Children in highly developed countries suffer abuse and neglect much more often than is reported by official child-protective agencies, according to the findings of the first in a comprehensive series of reports on child maltreatment, published Dec. 2 in the British medical journal The Lancet.
Based on a review of research conducted on child abuse between 2000 and June of this year, researchers estimate that 4% to 16% of children are physically abused each year in high-income nations, including the United States, United Kingdom, Australia and Canada. As many as 15% are neglected, and up to 10% of girls and 5% of boys suffer severe sexual abuse; many more are victims of other sexual injury. Yet researchers say that as few as 1 in 10 of those instances of abuse are actually confirmed by social-service agencies and that measuring the exact scope of the problem is nearly impossible.
The issue lies in the delicate nature of the crimes and the consequences of intervention. Many cases of abuse are rife with potential for long-term harm of the child, whether or not the assault is reported. The decision to report is rarely clear-cut, says Theresa Costello, director of the National Resource Center for Child Protective Services, who was not involved with the new research. “Professionals want to advocate for their clients, but they also know the reality of the public child-welfare system,” she says. “There is a natural professional dilemma when you see a kid and you think, ‘I should make a report,’ but you’re not sure you want to subject that child to the system.”
Indeed, the second study in the Lancet analysis, citing previous research, reveals that physicians reported only 6% of children’s injury cases to protective services, even though they suspected the injury was a result of abuse 10% of the time. Further, researchers say that many more cases of maltreatment particularly of sexual abuse are never even suspected, and the victimized children never come forward to report the assaults.
“The official statistics agencies produce are conservative estimates of probably the lowest level of child maltreatment,” says Dr. Cathy Spatz Widom, a psychology professor at John Jay College of Criminal Justice, who specializes in the long-term effects of child abuse and is a lead author on one of the Lancet studies.
Those numbers, researchers say, may now be on the rise.
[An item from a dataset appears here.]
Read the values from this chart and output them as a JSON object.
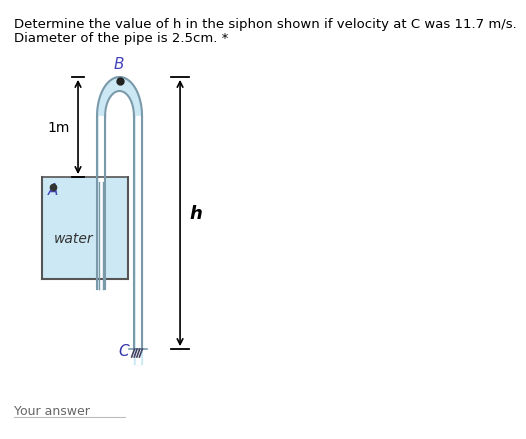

Historically, economic hardship has often corresponded with increases in child abuse, says Dr. Carole Jenny, a professor of pediatrics at Brown University and an expert in identifying and treating victims of child abuse, who authored a commentary in The Lancet. In the past six months, Jenny says she has seen increases in rates of maltreatment and heard similar reports from her colleagues. “I imagine that as the economy worsens, [child-abuse specialists are] only going to be more and more busy,” she says, adding that the recession will likely mean less funding for already strained social services. “As the pressures on families are increasing markedly, the amount of help available goes down,” she says.
The new research underscores the fact that the most common type of child abuse in developed countries simple neglect is often the least publicized. The Lancet analysis finds that neglect is the No. 1 category of maltreatment reported by child-protective services. “We have paid much more attention to physical and sexual abuse. We have called people’s attention to it. Even though neglect is the largest portion of cases, it’s under everybody’s radar,” Widom says. “And yet we know that neglected children are at as high a risk as physically abused kids for becoming violent offenders, for example, or having low reading ability.”
Widom points to years of past research linking early childhood abuse to an increased possibility of long-term behavioral and psychological problems, ranging from low educational achievement to criminal behavior, risky sexual practices and even increased chance of obesity. “Child maltreatment has long-lasting effects across multiple domains of functioning. It’s not just in childhood. It lasts into adulthood, and we are not really thinking about these long-term consequences, and we’re not planning for them,” she says.
Yet there is no completely objective test for the presence of abuse. Identifying victimized children is often a subjective process, and caregivers may be wary of levying false accusations. Self-reports of abuse are frequently flawed and inaccurate as well, says Widom; they often produce the largest estimates of abuse incidence, but their definitions of maltreatment are overly broad. Even when children of abuse are correctly identified, not all caregivers know how to ensure their proper treatment. “There’s no gold standard,” Widom says.
There is an effort afoot to rectify that problem. Brown University’s Jenny is one of roughly 250 pediatricians across the U.S. whose specialty is the identification and prevention of child abuse, and the field is gaining momentum and standardization. By 2012, a three-year postresidency fellowship will be required of all new pediatricians who wish to specialize in child abuse. And the National Association of Children’s Hospitals has advocated requiring all children’s medical institutions to have a child-abuse specialist on staff.
The ultimate goal is to prevent abuse in the first place, says Widom, and to protect the well-being of children who have been victimized. “It would be wrong to assume that all maltreated children are going to turn out to have all of these problems,” she says.